Story 1 seems to be the case where “POC or GTFO” is justified. Story 2 seems to be the case where “security mindset” is justified.
It’s very different to suppose a particular vulnerability exists (not just as an example, but as the scenario that will happen), than it is to suppose that some vulnerability exists. Of course in practice someone simply saying “your code probably has vulnerabilities,” while true, isn’t very helpful, so you may still want to say “POC or GTFO”—but this isn’t because you think they’re wrong, it’s because they haven’t given you any new information.
Curious what others have to say, but it seems to me like this post is more analogous to story 2 than story 1.
- bigjeff5 17 Oct 2023 20:27 UTC
  7 points
  0
  Parent
  The reason Person A in scenario 2 has the intuition that Person B is very wrong is because there are dozens, if not hundreds of examples where people claimed no vulnerabilities and were proven wrong. Usually spectacularly so, and often nearly immediately. Consider the fact that the most robust software developed by the most wealthy and highly motivated companies in the world, who employ vast teams of talented software engineers, have monthly patch schedules to fix their constant stream vulnerabilities, and I think it’s pretty easy to immediately discount anybody’s claim of software perfection without requiring any further evidence.
  All the evidence Person A needs is the complete and utter lack of anybody having achieved such a thing in the history of software to discount Person B’s claims.
  I’ve never heard of an equivalent example for AI. It just seems to me like Scenario 2 doesn’t apply, or at least it cannot apply at this point in time. Maybe in 50 years we’ll have the vast swath of utter failures to point to, and thus a valid intuition against someone’s 9-9′s confidence of success, but we don’t have that now. Otherwise people would be pointing out examples in these arguments instead of vague unease regarding problem spaces.
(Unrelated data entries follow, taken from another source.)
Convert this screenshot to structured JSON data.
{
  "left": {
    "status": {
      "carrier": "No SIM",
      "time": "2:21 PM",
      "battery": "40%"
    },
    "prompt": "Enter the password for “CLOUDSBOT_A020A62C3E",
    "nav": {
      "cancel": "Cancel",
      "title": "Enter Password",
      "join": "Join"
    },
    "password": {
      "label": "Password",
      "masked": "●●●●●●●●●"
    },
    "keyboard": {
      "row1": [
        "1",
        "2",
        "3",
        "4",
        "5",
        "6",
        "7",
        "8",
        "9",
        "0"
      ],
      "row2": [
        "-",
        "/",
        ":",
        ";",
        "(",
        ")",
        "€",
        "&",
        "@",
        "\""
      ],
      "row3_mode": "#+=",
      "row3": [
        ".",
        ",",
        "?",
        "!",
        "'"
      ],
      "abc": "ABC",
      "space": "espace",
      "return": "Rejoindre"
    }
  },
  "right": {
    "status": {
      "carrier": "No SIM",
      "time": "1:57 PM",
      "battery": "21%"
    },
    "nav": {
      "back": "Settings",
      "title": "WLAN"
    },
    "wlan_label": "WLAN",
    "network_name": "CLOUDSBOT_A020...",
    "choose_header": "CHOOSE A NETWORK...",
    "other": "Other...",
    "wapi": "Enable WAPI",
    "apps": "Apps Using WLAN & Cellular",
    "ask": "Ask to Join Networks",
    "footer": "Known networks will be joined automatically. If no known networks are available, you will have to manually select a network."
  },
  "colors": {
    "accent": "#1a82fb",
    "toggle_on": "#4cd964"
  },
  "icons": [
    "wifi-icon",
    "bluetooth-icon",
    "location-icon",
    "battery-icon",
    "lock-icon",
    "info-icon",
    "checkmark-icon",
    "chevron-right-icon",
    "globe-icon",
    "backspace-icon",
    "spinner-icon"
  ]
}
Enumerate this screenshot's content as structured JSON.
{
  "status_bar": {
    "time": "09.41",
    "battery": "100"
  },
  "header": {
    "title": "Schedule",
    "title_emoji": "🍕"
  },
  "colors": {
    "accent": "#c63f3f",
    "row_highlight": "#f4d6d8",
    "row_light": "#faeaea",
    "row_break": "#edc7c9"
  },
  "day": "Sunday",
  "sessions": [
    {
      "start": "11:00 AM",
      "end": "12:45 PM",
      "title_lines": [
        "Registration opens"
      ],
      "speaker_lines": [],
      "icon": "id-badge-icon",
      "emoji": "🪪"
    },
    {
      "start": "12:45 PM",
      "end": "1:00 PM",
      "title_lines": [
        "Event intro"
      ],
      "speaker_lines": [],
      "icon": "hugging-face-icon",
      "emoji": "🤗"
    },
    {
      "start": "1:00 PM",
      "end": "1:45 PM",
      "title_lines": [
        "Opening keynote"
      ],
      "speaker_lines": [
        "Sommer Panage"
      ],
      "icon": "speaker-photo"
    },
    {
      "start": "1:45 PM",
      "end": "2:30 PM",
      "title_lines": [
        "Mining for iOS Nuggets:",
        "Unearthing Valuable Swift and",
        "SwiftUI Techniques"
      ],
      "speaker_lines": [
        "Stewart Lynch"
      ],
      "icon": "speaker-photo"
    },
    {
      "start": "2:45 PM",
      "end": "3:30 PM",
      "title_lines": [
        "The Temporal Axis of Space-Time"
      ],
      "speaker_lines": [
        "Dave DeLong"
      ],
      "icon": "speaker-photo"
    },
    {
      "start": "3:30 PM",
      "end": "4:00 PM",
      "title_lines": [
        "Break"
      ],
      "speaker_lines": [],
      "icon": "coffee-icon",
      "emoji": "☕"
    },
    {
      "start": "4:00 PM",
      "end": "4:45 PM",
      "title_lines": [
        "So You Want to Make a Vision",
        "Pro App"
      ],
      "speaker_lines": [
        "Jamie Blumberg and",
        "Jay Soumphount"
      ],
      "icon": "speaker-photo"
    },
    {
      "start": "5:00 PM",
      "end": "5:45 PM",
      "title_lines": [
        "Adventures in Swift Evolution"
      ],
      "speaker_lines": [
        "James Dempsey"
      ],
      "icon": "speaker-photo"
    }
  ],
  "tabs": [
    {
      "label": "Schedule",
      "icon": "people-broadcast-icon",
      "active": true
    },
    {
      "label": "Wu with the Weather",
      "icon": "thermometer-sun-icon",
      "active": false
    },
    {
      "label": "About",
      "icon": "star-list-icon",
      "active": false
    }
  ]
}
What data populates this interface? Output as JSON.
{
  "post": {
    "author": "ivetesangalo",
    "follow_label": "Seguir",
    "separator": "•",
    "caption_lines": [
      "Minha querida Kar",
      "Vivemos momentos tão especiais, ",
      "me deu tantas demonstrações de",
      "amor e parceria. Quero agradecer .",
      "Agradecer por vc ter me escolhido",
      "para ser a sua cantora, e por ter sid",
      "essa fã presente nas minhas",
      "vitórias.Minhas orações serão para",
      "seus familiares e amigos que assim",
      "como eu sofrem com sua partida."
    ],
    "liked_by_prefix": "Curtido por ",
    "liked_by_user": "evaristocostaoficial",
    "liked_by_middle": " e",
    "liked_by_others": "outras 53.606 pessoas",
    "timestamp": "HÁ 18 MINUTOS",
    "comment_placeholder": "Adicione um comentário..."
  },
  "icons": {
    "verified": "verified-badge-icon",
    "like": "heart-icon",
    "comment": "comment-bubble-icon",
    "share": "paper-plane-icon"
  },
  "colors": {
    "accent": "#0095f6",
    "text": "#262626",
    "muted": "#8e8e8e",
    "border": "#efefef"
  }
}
  - Daniel Kokotajlo 18 Oct 2023 14:36 UTC
    4 points
    1
    Parent
    Well, no one has built an AGI yet, and if your plan is to wait until we have years of experience with unaligned AGIs before it’s OK to start worrying about the problem, that’s a bad plan.
    
    Also, there are things which are not AGI but which are similar in various ways (software, deep neural nets, rocket navigation mechanisms, prisons, childrearing strategies, tiger-training-strategies) which provide ample examples of unseen errors.
    
    Also, like I said, there ARE plenty of POCs for AGI risk.